そして、市岡が言っていた、階段室の入り口からちょうど対面にあたる駐車場との間の通路を見渡す。するとそこに、職員用の駐車場から一人の女性が入って来るのが見えた。
「あ、あのっ!」
才見はその女性に声をかけようとした。もしかしたら、雑草の中で見えなくなっている温田見を踏んでしまったりするかもしれないと思ったからだ。
「あら、才見先生じゃないの。どうしたの……」
しかし、声をかけようとしたタイミングが悪かったようだ。才見の声が耳に入った彼女が彼の方へと目を向けると、ヒールが分厚い草の中へと突き刺さった。
「えっ? ——きゃあっ!」
抜けなくなったヒールのせいでバランスを崩した彼女は、前のめりにその場に倒れた。ドスンという音がするほど派手に転んだ彼女を見て、才見は声をかけたことを後悔した。
「あっ、大丈夫ですか?」
声をかけた才見に、彼女は鋭い視線をぶつける。倒れ込んだ場所は、昨夜降った雨で濡れている。ゆったりとしたシルエットのパンツスーツの膝から下の部分が地面に触れ、ぐっしょりと濡れてしまっていた。

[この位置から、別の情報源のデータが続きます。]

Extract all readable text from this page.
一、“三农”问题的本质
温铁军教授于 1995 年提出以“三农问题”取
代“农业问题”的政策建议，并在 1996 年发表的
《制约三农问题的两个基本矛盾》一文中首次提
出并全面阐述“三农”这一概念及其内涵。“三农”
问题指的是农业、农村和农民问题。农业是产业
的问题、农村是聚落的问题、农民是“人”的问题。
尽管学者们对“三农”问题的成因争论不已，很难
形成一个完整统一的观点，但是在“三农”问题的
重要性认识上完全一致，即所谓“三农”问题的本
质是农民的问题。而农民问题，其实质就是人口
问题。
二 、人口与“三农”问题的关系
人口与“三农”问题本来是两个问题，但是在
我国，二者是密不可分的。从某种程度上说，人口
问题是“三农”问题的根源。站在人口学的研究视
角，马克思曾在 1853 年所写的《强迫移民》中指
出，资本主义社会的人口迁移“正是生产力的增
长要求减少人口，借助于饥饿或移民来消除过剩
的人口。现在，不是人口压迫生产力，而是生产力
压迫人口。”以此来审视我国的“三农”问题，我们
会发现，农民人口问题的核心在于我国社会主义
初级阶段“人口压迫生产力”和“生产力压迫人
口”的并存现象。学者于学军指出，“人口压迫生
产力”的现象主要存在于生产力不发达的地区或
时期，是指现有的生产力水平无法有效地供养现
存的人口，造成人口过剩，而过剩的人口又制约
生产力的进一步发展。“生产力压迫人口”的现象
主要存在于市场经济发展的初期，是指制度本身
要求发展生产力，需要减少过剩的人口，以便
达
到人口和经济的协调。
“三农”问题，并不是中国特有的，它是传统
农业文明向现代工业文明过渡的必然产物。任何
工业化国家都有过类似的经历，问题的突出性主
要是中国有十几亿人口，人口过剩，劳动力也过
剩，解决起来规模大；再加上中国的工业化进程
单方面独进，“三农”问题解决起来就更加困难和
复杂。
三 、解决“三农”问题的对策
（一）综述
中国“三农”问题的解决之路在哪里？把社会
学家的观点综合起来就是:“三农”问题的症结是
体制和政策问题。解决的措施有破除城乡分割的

「あー! やだー、出勤したばっかりなのに……。ちょっと、才見くん! いきなり大声出さないでよ! びっくりするじゃない!」
「す、すみません。ちょっと緊急事態で……。おケガありませんか、戸田先生」
「ケガはしてないけれど……」
戸田は才見の手を借りながら立ち上がりつつ、濡れた部分を摘み上げてため息を吐いた。
「スーツが……。もう、どうしてくれるの! 今日の午後の理事会は主人も来るのよ。あの人服装にうるさいから、ネチネチ言われなくて済むようにわざわざこれを着てきたのに。着替えはジャージしかないのよ! そんなの着てたら、なんて言われるか……考えるだけで嫌になる」
日常的に着ているものであれば洗って乾かせば問題無いのだろうが、今日に限ってそれが出来ないウール製のものを着ていた。乾かしたとしてもシミが残るだろう。そんなみっともない姿で午後を迎える訳にはいかないのだと言って、ひどく憤っている。
戸田の夫は清水田学園の大学部で教授をしており、二人は今日の午後にある理事会で顔を合わせることになっている。
戸田教授は普段は研究一筋であるため、妻がどんな服装をしていても気にも留めない。しかし、理事会の時だけはそうはいかないらしい。その日ばかりは自身も身なりをきちんと整えていて、妻である明美もそうするようにといつも言われているのだ。